Para ingresar dicho dinero, TMB ha adjudicado un contrato público a Iberdrola, empresa proveedora de energía, que pagará por los Certificados de Ahorro Energético (CAE) de la empresa de transporte público, según ha explicado el ceo de TMB, Xavier Flores, en declaraciones a los medios este martes.
Flores ha señalado que TMB es la primera empresa pública que utiliza está fórmula de los CAE que permiten transformar en ingresos el ahorro energético, gracias a la ley aprobada en enero de 2023 en el Congreso que implica un beneficio para las dos empresas implicadas en la operación.
Así, ha remarcado que TMB apuesta por la descarbonización de toda su flota en beneficio del medio ambiente y, a la vez (con el nuevo contrato), conseguirá ingresos económicos "imprevistos" hasta ahora.
Por su parte, el beneficio de Iberdrola vendrá de comprar los CEA a un precio más bajo del que le costaría hacer una contribución económica directa al Fondo Nacional de Eficiencia Energética, al cual está obligado a aportar, ya sea económicamente o mediante los CEA.
44.000 euros por autobús eléctrico
Para ejemplificar los beneficios, Flores ha expuesto que por cada autobús eléctrico que compren para sustituir uno diésel, les comporta un beneficio neto de 44.000 euros por el ahorro energético que supone.
De esta forma, prevén cambiar un total de 133 autobuses, algunos de ellos ya en funcionamiento, generando unos 5,8 millones de euros, además de poner en marcha un nuevo modelo de conducción de metro más eficiente en 5 líneas por un coste de 280.000 euros y que les supondría un ingreso de 1,4 millones.

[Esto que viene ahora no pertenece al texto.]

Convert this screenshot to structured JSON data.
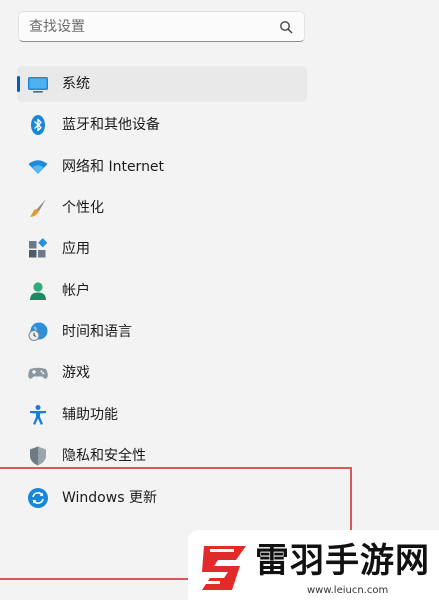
{
  "search": {
    "placeholder": "查找设置",
    "icon": "search-icon"
  },
  "nav": {
    "selected": "system",
    "items": [
      {
        "id": "system",
        "label": "系统",
        "icon": "system-display-icon"
      },
      {
        "id": "bluetooth",
        "label": "蓝牙和其他设备",
        "icon": "bluetooth-icon"
      },
      {
        "id": "network",
        "label": "网络和 Internet",
        "icon": "wifi-icon"
      },
      {
        "id": "personalization",
        "label": "个性化",
        "icon": "brush-icon"
      },
      {
        "id": "apps",
        "label": "应用",
        "icon": "apps-icon"
      },
      {
        "id": "accounts",
        "label": "帐户",
        "icon": "account-icon"
      },
      {
        "id": "time",
        "label": "时间和语言",
        "icon": "globe-clock-icon"
      },
      {
        "id": "gaming",
        "label": "游戏",
        "icon": "gamepad-icon"
      },
      {
        "id": "accessibility",
        "label": "辅助功能",
        "icon": "accessibility-icon"
      },
      {
        "id": "privacy",
        "label": "隐私和安全性",
        "icon": "shield-icon"
      },
      {
        "id": "update",
        "label": "Windows 更新",
        "icon": "windows-update-icon"
      }
    ]
  },
  "watermark": {
    "brand": "雷羽手游网",
    "url": "www.leiucn.com"
  },
  "colors": {
    "accent": "#005fb8",
    "highlight_border": "#d35b5b",
    "selected_bg": "#e9e9e9",
    "background": "#f3f3f3"
  }
}
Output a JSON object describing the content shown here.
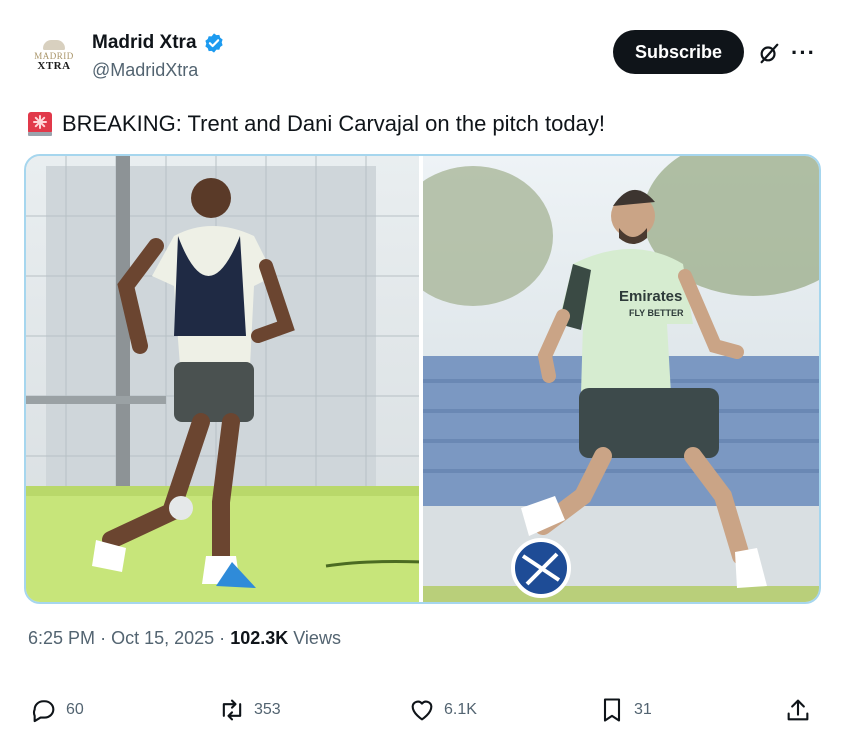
{
  "author": {
    "display_name": "Madrid Xtra",
    "handle": "@MadridXtra",
    "avatar_text_top": "MADRID",
    "avatar_text_bottom": "XTRA",
    "verified": true,
    "verified_color": "#1d9bf0"
  },
  "header": {
    "subscribe_label": "Subscribe",
    "more_label": "···"
  },
  "tweet": {
    "emoji_icon": "rotating-light-icon",
    "text": "BREAKING: Trent and Dani Carvajal on the pitch today!"
  },
  "media": {
    "images": [
      {
        "subject": "player-training-left"
      },
      {
        "subject": "player-training-right",
        "shirt_text": "Emirates",
        "shirt_subtext": "FLY BETTER"
      }
    ],
    "border_color": "#a6d6ee"
  },
  "meta": {
    "time": "6:25 PM",
    "separator": "·",
    "date": "Oct 15, 2025",
    "views_count": "102.3K",
    "views_label": "Views"
  },
  "actions": {
    "replies": "60",
    "reposts": "353",
    "likes": "6.1K",
    "bookmarks": "31"
  }
}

Ha añadido que sustituir un tren de metro antiguo por uno más eficiente les genera un valor de 30.000 euros cada uno y que prevén ingresar 1,2 millones por 42 trenes; y que instalar equipos de recuperación de energía de frenada de trenes les genera 100.000 euros por cada equipo, de los cuales instalarán 13 nuevos.
Flores ha subrayado que los cálculos de beneficio que han presentado son conservadores y que pueden aumentar en los próximos años y ha augurado que esta fórmula de ingresos excepcionales se explotará de forma más habitual a partir de ahora en el resto de transporte público del estado, gracias a que han "abierto camino".
Finalmente, no ha concretado en qué destinarán los ingresos, pero sí que ha asegurado que se reinvertirán en seguir mejorando la sostenibilidad de la red de bus y metro de Barcelona, así como el servicio en general.